Guidance on reporting ongoing PPP loans, how to cancel PPP loans, and additional information on fees paid to lenders is provided in SBA Procedural Notice 5000-20036. The SBA OIG has also published a lender alert regarding EIDL and how to return funds.
Business Tax Credits Fraud – The CARES Act allows businesses to take an Employee Retention Credit through business tax credits from the IRS. The CARES Act also authorizes an additional Credit for Sick and Family Leave for employers. Employers eligible for both tax credits can request an advance of the credits. These advances are paid by U.S. Treasury paper checks. Businesses must complete an IRS Form 7200 to receive these advances. Common red flags associated with fraud on the business tax credits include:
- U.S. Treasury check deposits while receiving loan proceeds from SBA programs. Businesses are only allowed to take advantage of the Employee Retention Credit or the PPP program. They may not take advantage of both programs.
- Inflated wages or numbers of employees to increase the amount of tax credits or advances received through a U.S. Treasury check.
- U.S. Treasury check deposits into accounts with no indication of business or payroll activity.
- U.S. Treasury check deposits used to pay personal expenses.
Report fraud suspected through these business tax credits to IRS Criminal Investigation.
Unemployment Insurance Fraud – The CARES Act provides additional unemployment insurance funding for eligible individuals. Unemployment insurance benefits can be disbursed using different mechanisms, such as debit cards or direct deposits. Risks and fraud schemes can vary significantly based on inherent risks posed by the mechanism used to receive the funds.
The most common red flags associated with these programs include:
- An account receiving unemployment insurance benefits from another state without a reasonable explanation, or from multiple other states other than where the individual resides.
- An account receiving unemployment insurance benefits on behalf of multiple individuals.
- New or established accounts are opened, but they lack transactional activity. Then they are suddenly used to collect unemployment insurance benefits.
- Imposter schemes, where a fraudster poses as an official entity to defraud victims, such as obtaining personally identifiable information to fraudulently file for unemployment insurance benefits.

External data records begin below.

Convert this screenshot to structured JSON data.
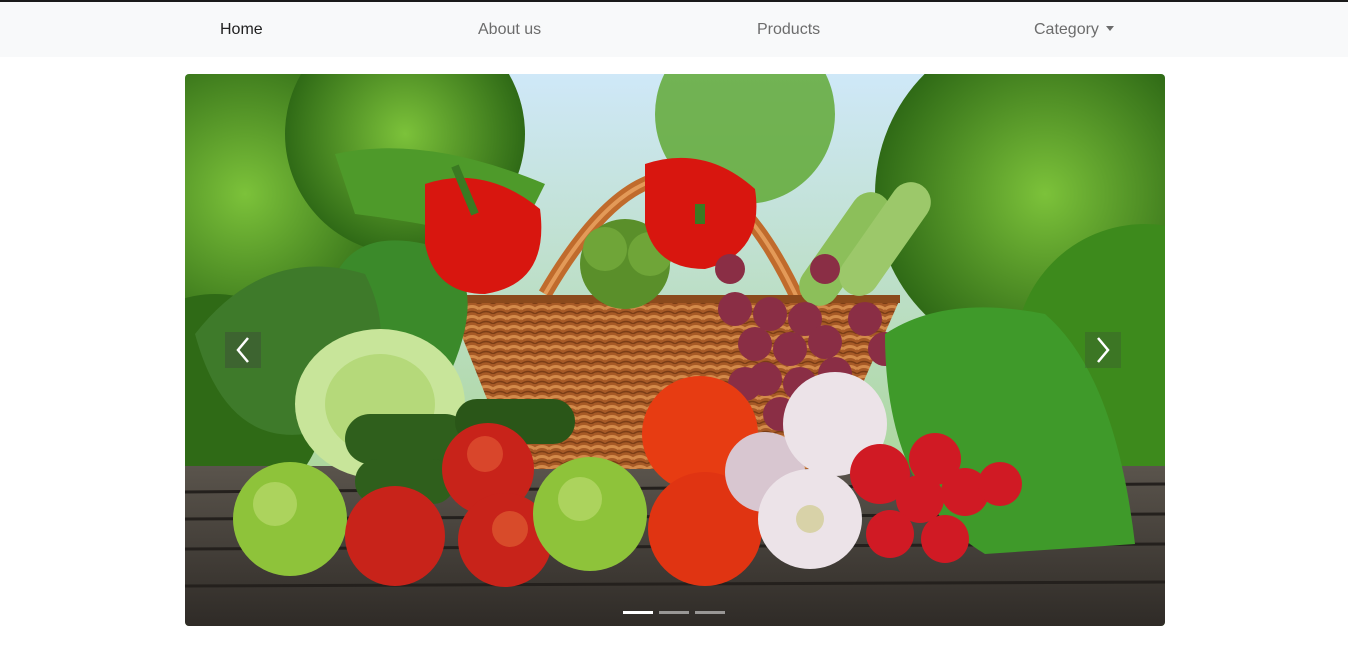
{
  "nav": {
    "home": "Home",
    "about": "About us",
    "products": "Products",
    "category": "Category"
  },
  "carousel": {
    "slide_count": 3,
    "active_slide": 1,
    "colors": {
      "sky": "#bfe0f5",
      "foliage": "#3f8c1f",
      "table": "#4a4540",
      "basket": "#b4622a",
      "pepper": "#d8160f",
      "tomato": "#e73c12",
      "apple_green": "#8ec33a",
      "apple_red": "#c8231a",
      "grape": "#8a2e45",
      "radish": "#d01a24",
      "garlic": "#ece3e8",
      "cabbage": "#c8e59a"
    },
    "icons": {
      "prev": "chevron-left-icon",
      "next": "chevron-right-icon"
    }
  }
}
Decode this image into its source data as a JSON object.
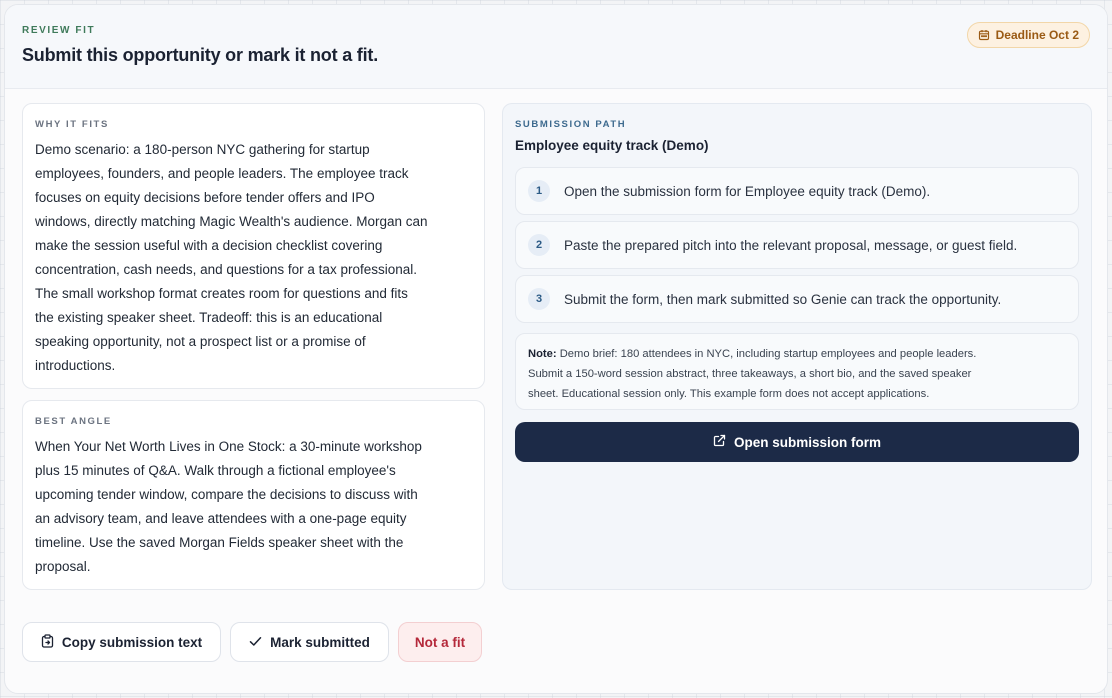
{
  "header": {
    "eyebrow": "REVIEW FIT",
    "title": "Submit this opportunity or mark it not a fit.",
    "deadline": "Deadline Oct 2"
  },
  "why_it_fits": {
    "eyebrow": "WHY IT FITS",
    "lines": [
      "Demo scenario: a 180-person NYC gathering for startup",
      "employees, founders, and people leaders. The employee track",
      "focuses on equity decisions before tender offers and IPO",
      "windows, directly matching Magic Wealth's audience. Morgan can",
      "make the session useful with a decision checklist covering",
      "concentration, cash needs, and questions for a tax professional.",
      "The small workshop format creates room for questions and fits",
      "the existing speaker sheet. Tradeoff: this is an educational",
      "speaking opportunity, not a prospect list or a promise of",
      "introductions."
    ]
  },
  "best_angle": {
    "eyebrow": "BEST ANGLE",
    "lines": [
      "When Your Net Worth Lives in One Stock: a 30-minute workshop",
      "plus 15 minutes of Q&A. Walk through a fictional employee's",
      "upcoming tender window, compare the decisions to discuss with",
      "an advisory team, and leave attendees with a one-page equity",
      "timeline. Use the saved Morgan Fields speaker sheet with the",
      "proposal."
    ]
  },
  "submission_path": {
    "eyebrow": "SUBMISSION PATH",
    "track": "Employee equity track (Demo)",
    "steps": [
      {
        "num": "1",
        "text": "Open the submission form for Employee equity track (Demo)."
      },
      {
        "num": "2",
        "text": "Paste the prepared pitch into the relevant proposal, message, or guest field."
      },
      {
        "num": "3",
        "text": "Submit the form, then mark submitted so Genie can track the opportunity."
      }
    ],
    "note_label": "Note:",
    "note_lines": [
      " Demo brief: 180 attendees in NYC, including startup employees and people leaders.",
      "Submit a 150-word session abstract, three takeaways, a short bio, and the saved speaker",
      "sheet. Educational session only. This example form does not accept applications."
    ],
    "open_button": "Open submission form"
  },
  "actions": {
    "copy": "Copy submission text",
    "mark": "Mark submitted",
    "not_fit": "Not a fit"
  },
  "colors": {
    "primary_button": "#1c2a47",
    "deadline_bg": "#fdf1e1",
    "deadline_text": "#9a5a14",
    "not_fit_bg": "#fdeeee",
    "not_fit_text": "#b4283a"
  },
  "icons": {
    "deadline": "calendar-icon",
    "open": "external-link-icon",
    "copy": "clipboard-icon",
    "mark": "checkmark-icon"
  }
}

- Money mules, where an individual knowingly or unknowingly obtains money on behalf of, or at the direction of, someone else to improperly obtain unemployment insurance benefits.
Report fraud suspected in unemployment insurance benefits to the Department of Labor Office of the Inspector General.

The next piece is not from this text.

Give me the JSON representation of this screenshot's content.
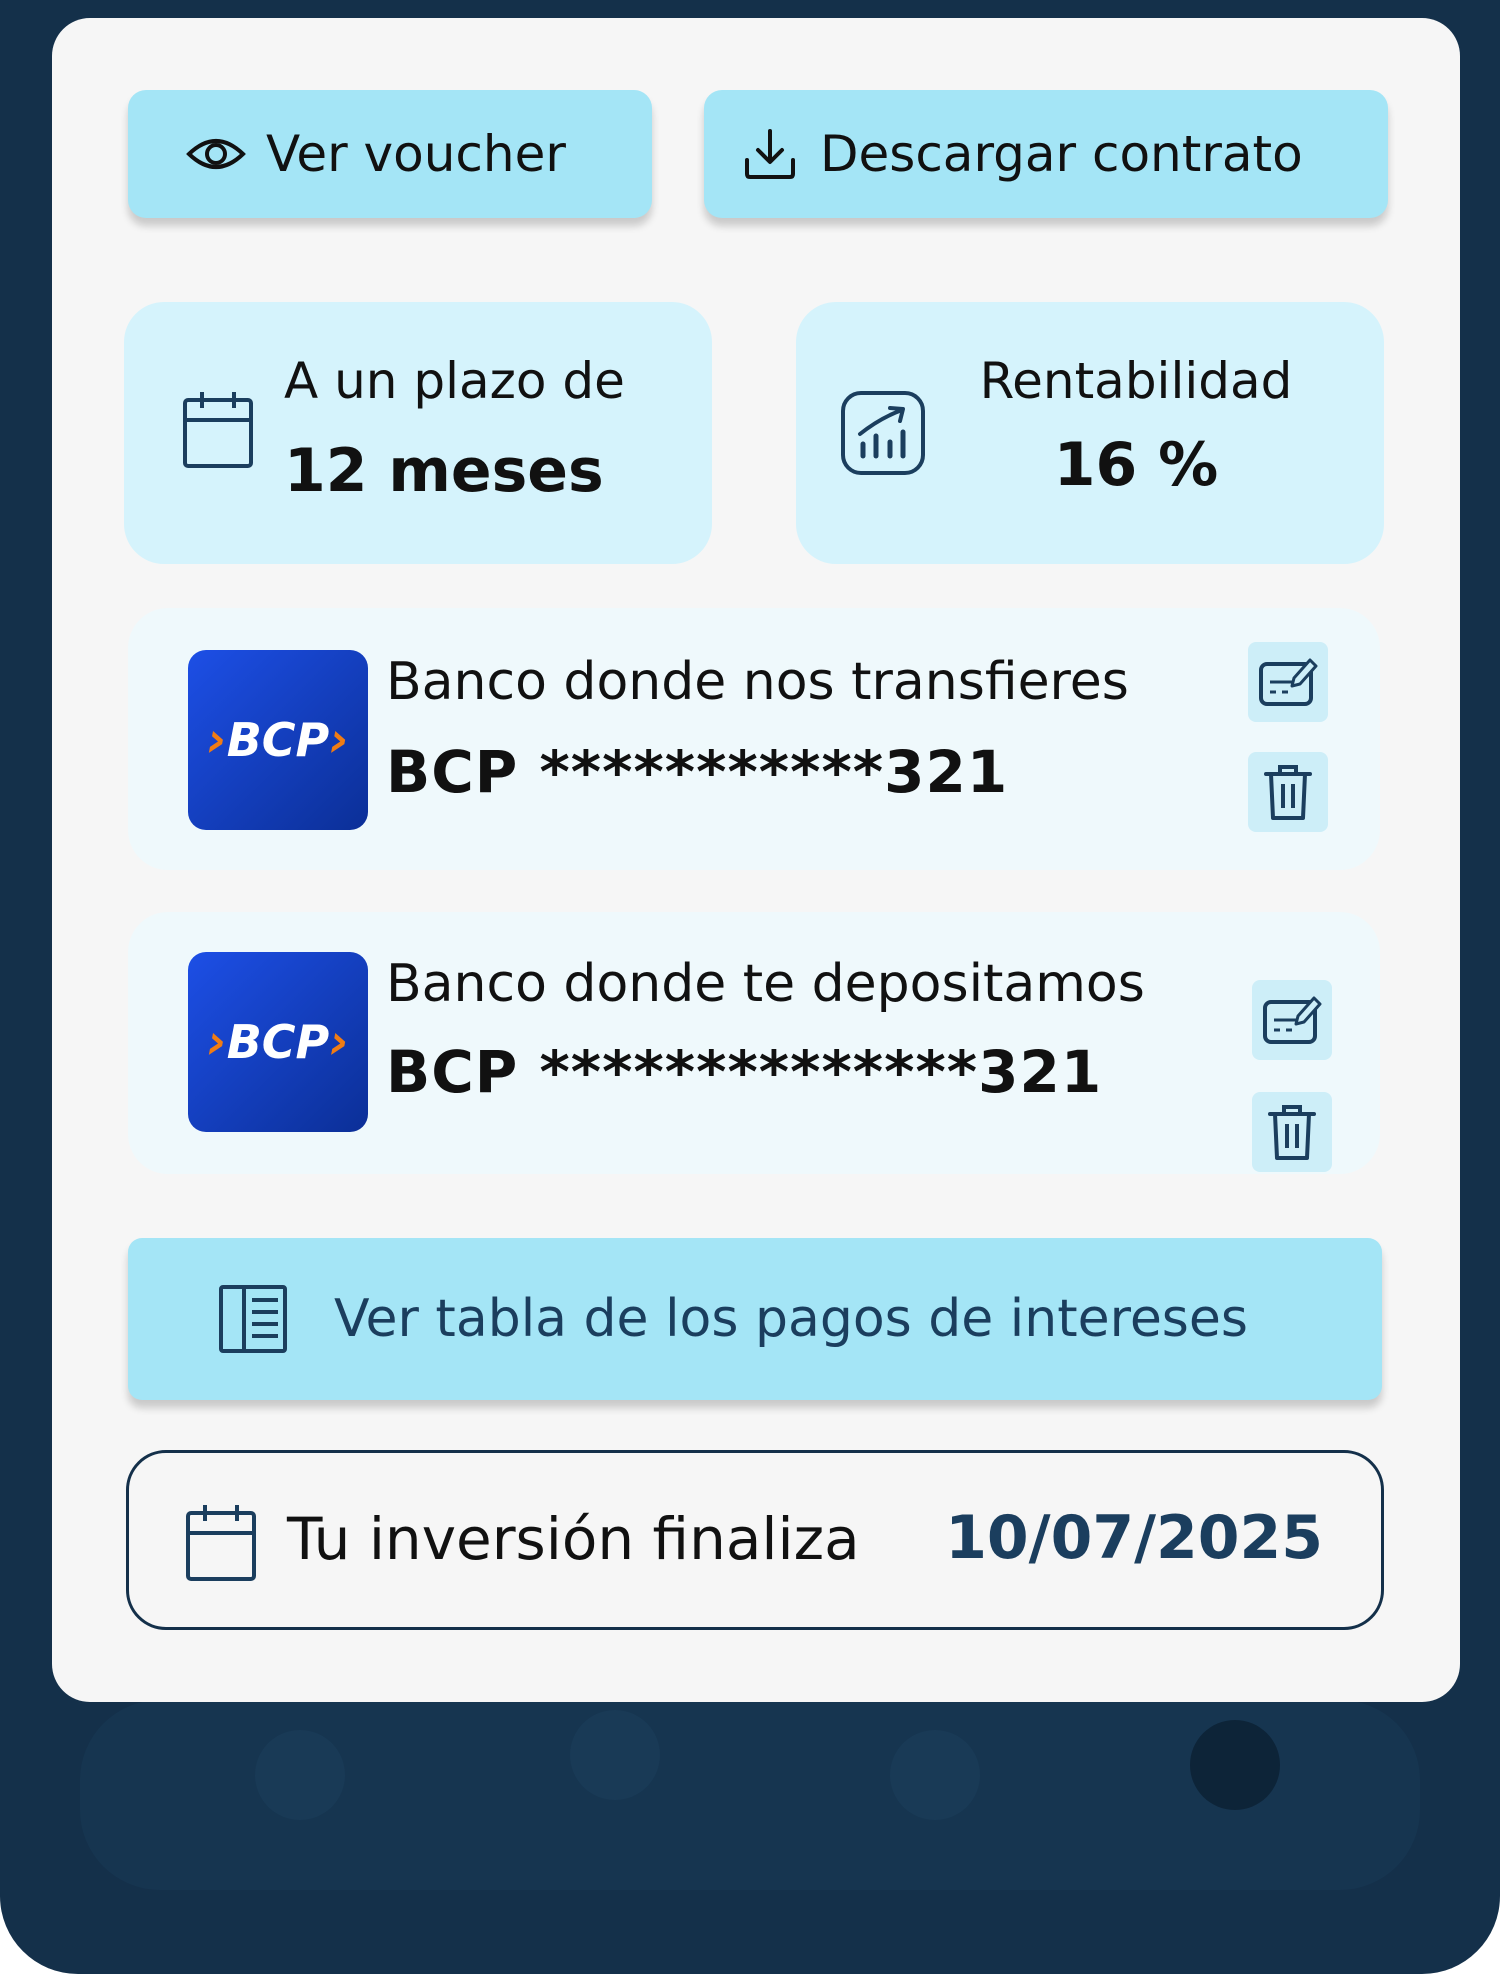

Reporting Fraud – Credit unions should contact the respective federal agencies to report fraud and file Suspicious Activity Reports (SARs) as appropriate. Credit unions should include the type of fraud and/or name of the scam or scheme (for example, imposter scam or money mule scheme) in the appropriate field of the SAR. Including other detailed information, such as the potentially affected programs, common methodologies, identities, and IP addresses can significantly enhance law enforcement’s ability to detect and respond to CARES Act related frauds.
Member Education – Credit union members may also be vulnerable to the risks of fraud associated with the pandemic. Credit unions are encouraged to share fraud prevention and financial literacy resources with their members.
Question of the Week
Q. Do transfers initiated through a mobile device require a receipt with the transaction?
A. No. Like transfers and bill payments that are initiated by the member through their online banking, transactions on mobile devices are considered analogous in function to a telephone transfer. These transactions are considered electronic funds transfers and are covered under Reg E, but are not considered to be initiated at an electronic terminal, such as an ATM or POS, and do not require a receipt at the time of the transaction.
The transactions will need to be clearly identified on the periodic statement.